# Let $A , B\subseteq\mathbb{R}$. If $A$ is closed and $B$ is compact, is $A\cdot B$ closed?

Let $A , B\subseteq\mathbb{R}$. If $A$ is closed and $B$ is compact, is $A\cdot B=\{a. b: a\in A,b\in B\}$ closed?

If $p$ is an adherent point in $A\cdot B$, exists a sequence $p_{n}=\alpha_{n} \beta_{n}$, $\alpha_{n} \in A$ and $\beta_{n}\in B$, such that $p_{n}\rightarrow p$. If $B$ is compact, $\beta_{n}\rightarrow b \in B$.
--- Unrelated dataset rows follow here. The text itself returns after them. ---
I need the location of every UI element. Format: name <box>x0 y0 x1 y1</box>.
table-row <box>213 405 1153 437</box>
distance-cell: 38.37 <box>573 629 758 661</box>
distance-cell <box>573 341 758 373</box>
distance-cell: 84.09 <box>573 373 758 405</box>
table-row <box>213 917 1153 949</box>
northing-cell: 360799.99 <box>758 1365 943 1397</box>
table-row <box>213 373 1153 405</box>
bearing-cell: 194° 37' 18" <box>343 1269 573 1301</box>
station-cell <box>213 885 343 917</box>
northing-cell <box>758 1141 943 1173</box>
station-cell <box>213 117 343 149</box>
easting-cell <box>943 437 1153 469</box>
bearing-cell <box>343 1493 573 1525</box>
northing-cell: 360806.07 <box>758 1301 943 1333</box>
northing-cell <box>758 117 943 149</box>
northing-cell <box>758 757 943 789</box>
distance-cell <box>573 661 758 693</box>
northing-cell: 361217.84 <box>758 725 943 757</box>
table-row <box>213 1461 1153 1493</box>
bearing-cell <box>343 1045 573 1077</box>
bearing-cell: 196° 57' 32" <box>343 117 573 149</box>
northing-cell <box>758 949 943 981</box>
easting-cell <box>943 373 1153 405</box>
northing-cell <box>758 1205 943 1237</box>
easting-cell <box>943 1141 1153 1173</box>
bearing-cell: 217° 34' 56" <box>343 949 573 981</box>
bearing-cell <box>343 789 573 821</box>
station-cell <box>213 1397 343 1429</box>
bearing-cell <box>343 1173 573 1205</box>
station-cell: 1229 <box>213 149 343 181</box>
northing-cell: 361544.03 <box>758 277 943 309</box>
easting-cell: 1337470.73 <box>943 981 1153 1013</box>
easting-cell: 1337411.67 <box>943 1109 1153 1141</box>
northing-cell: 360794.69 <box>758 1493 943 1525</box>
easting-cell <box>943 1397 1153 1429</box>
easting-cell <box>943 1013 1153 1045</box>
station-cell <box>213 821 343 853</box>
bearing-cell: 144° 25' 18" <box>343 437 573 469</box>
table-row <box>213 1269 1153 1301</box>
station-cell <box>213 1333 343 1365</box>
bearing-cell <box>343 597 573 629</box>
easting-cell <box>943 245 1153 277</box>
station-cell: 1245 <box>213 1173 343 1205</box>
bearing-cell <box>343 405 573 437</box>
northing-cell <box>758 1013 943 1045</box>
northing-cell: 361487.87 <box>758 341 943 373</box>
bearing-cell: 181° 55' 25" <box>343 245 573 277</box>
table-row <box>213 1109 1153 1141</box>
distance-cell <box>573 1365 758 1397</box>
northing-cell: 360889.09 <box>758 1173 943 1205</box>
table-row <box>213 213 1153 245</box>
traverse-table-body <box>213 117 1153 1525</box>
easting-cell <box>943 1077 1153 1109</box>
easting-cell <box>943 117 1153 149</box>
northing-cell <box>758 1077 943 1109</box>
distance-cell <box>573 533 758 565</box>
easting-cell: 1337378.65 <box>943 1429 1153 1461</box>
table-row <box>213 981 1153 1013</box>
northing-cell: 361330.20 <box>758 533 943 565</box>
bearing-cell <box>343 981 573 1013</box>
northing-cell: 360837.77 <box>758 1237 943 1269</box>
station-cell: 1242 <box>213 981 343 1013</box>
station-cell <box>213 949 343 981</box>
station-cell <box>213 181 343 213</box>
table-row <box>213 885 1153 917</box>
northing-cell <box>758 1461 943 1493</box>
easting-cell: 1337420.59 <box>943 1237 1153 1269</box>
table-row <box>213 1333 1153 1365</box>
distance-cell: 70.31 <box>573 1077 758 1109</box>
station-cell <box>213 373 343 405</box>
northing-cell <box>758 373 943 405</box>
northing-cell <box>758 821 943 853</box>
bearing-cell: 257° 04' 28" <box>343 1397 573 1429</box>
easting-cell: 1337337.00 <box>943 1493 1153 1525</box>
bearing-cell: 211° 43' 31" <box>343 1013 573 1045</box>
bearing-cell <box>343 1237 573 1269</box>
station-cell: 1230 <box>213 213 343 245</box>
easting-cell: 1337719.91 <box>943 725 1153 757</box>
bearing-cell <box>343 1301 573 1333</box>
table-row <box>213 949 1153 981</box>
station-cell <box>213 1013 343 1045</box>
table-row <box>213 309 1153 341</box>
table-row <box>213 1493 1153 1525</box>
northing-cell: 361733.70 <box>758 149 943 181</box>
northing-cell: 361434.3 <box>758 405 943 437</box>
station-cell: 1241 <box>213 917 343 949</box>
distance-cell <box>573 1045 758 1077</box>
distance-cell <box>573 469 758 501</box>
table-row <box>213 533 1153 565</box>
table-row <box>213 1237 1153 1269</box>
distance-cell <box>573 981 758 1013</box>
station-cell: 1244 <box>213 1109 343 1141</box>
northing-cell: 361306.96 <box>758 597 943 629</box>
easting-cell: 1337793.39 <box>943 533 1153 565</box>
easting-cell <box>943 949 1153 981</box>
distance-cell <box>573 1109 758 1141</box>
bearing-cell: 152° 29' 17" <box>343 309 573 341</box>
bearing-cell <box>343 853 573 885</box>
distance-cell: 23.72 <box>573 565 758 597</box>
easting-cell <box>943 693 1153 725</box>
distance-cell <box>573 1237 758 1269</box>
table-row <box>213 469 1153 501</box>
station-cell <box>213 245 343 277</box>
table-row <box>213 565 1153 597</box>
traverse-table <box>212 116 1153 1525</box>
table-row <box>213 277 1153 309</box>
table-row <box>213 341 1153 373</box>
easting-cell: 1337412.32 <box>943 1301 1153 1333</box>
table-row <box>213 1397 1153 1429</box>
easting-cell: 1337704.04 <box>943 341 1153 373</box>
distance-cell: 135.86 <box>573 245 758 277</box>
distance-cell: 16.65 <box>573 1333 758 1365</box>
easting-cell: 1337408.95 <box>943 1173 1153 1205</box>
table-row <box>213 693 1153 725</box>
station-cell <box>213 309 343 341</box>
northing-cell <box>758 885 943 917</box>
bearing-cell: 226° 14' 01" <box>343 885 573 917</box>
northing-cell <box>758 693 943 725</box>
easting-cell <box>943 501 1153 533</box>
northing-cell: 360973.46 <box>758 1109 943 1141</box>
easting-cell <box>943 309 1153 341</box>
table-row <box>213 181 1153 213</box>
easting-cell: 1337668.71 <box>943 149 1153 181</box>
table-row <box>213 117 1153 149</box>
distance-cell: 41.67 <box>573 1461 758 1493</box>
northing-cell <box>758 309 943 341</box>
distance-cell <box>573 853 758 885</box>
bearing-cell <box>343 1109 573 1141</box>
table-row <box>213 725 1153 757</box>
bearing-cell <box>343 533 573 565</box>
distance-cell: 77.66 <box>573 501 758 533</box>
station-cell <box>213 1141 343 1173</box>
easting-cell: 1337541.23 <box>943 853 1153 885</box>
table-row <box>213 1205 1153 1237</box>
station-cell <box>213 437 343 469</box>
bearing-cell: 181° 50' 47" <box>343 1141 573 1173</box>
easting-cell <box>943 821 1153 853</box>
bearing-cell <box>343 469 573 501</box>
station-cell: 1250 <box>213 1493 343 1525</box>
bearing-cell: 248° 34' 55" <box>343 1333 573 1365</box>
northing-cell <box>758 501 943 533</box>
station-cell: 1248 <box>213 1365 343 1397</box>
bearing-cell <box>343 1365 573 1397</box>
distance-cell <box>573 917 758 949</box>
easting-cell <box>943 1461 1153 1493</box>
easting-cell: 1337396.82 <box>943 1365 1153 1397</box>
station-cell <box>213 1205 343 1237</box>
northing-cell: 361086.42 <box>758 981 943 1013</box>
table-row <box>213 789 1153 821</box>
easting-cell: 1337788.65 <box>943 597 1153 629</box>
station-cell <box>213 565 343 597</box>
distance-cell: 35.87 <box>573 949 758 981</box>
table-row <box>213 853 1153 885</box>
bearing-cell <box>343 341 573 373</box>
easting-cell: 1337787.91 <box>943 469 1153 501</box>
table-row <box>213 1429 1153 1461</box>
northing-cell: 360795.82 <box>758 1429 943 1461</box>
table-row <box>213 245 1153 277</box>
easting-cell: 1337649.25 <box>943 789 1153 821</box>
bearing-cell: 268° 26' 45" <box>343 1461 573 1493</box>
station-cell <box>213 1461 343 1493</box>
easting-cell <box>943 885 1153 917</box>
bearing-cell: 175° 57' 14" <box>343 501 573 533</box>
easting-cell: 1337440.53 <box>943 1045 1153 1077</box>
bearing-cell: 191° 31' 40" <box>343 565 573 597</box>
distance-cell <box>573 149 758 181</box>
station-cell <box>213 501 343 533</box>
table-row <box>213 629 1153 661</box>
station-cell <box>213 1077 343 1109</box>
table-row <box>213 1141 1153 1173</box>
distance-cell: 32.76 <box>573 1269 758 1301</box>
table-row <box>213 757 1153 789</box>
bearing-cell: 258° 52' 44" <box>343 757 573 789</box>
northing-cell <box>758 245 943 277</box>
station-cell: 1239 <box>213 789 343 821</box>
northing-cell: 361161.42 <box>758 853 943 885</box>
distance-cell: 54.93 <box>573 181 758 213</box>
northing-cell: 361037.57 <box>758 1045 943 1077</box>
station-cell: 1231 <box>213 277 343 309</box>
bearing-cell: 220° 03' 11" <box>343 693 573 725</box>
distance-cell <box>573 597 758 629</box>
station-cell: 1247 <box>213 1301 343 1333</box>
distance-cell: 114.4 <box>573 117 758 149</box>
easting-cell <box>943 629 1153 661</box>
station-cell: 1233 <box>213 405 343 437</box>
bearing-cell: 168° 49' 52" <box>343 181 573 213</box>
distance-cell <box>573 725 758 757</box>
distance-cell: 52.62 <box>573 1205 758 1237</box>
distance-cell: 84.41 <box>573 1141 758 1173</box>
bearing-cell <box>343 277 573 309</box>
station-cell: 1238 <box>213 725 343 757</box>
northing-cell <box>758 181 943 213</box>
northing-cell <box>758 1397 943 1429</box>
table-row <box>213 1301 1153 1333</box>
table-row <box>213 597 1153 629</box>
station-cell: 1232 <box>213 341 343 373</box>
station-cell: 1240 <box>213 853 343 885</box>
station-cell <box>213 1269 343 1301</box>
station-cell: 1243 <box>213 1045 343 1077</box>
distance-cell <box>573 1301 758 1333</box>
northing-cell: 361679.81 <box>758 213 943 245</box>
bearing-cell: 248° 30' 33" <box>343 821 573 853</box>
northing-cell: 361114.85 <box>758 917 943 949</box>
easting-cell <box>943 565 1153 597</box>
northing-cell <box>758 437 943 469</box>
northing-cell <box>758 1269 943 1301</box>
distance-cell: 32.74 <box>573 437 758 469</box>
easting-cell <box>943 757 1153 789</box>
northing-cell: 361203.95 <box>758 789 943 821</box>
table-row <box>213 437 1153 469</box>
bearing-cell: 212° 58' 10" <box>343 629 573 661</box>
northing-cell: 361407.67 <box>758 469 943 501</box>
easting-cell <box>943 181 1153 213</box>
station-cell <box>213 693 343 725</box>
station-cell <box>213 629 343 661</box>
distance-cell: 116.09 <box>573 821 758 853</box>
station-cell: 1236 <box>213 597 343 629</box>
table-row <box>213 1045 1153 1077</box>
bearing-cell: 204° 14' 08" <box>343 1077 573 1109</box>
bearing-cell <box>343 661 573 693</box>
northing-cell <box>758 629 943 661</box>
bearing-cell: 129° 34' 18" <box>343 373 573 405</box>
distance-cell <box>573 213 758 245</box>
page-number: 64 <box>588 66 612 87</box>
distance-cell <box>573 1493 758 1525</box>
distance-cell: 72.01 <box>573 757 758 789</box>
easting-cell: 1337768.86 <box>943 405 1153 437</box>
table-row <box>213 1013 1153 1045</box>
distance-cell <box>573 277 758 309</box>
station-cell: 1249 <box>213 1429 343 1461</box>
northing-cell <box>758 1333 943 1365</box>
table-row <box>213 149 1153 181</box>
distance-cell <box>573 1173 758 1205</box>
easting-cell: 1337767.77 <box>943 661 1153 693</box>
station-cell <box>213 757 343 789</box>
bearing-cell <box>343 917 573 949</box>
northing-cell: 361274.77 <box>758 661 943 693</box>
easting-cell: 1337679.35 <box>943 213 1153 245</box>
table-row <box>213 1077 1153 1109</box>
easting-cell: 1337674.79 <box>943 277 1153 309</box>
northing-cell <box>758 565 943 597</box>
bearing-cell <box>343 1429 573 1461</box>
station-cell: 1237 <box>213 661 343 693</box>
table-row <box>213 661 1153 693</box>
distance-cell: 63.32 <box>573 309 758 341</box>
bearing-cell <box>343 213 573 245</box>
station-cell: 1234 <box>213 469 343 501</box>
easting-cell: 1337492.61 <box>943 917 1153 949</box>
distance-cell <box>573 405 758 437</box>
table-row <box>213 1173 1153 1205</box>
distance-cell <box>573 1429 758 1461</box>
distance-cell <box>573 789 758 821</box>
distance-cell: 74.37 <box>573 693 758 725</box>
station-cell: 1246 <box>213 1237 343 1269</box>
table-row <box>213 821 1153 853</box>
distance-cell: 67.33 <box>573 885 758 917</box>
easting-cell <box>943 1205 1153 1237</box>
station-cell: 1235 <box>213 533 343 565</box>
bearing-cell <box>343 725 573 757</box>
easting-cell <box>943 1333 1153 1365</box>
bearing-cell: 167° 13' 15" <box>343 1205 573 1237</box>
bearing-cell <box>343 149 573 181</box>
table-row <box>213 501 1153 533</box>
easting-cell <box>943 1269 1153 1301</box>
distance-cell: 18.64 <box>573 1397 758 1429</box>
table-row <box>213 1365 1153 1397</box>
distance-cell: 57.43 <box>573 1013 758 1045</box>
#### Solutions Collecting From Web of "Let $A , B\subseteq\mathbb{R}$. If $A$ is closed and $B$ is compact, is $A\cdot B$ closed?"

Let $A=\mathbb{N}$ and $B=\{\frac{1}{n}:n \in \mathbb{N} \}\cup\{0 \}$ , then A is closed and B is compact but $A.B$ is no closed because $\sqrt{2}$ is an adherent point of $A.B$ , and $\sqrt{2} \notin A.B$ .

$C=A\times B$, catch hold a sequence $c_n=a_n\times b_n$ such that $c_n\to c$

we need to show $c=a\times b$ for some $a\in A, b\in B$

since $b_n\in B$ and $B$ is closed, bounded so it has a convergent subsequence say $b_{n_k}\to b$

now $a_n={c_n\over b_n}\in A, a_n\to {c\over b}$ but $A$ is closed so ${c\over b}\in A$, call it $a$

so $c=a\times b$ Done!

In harmonic analysis we have if $G$ is topological group and $A$ and $B$ be subset of $G$ , $A$ closed and $B$ is compact then $A.B$ is closed.(proof in principle of harmonic analysis written by anton Deitmar , Lemma 1.1.4). and compact condition is needed i.e. if A and B are closed then AB is not closed.

If we add the condition $0 \not \in B$, I think that the answer is yes.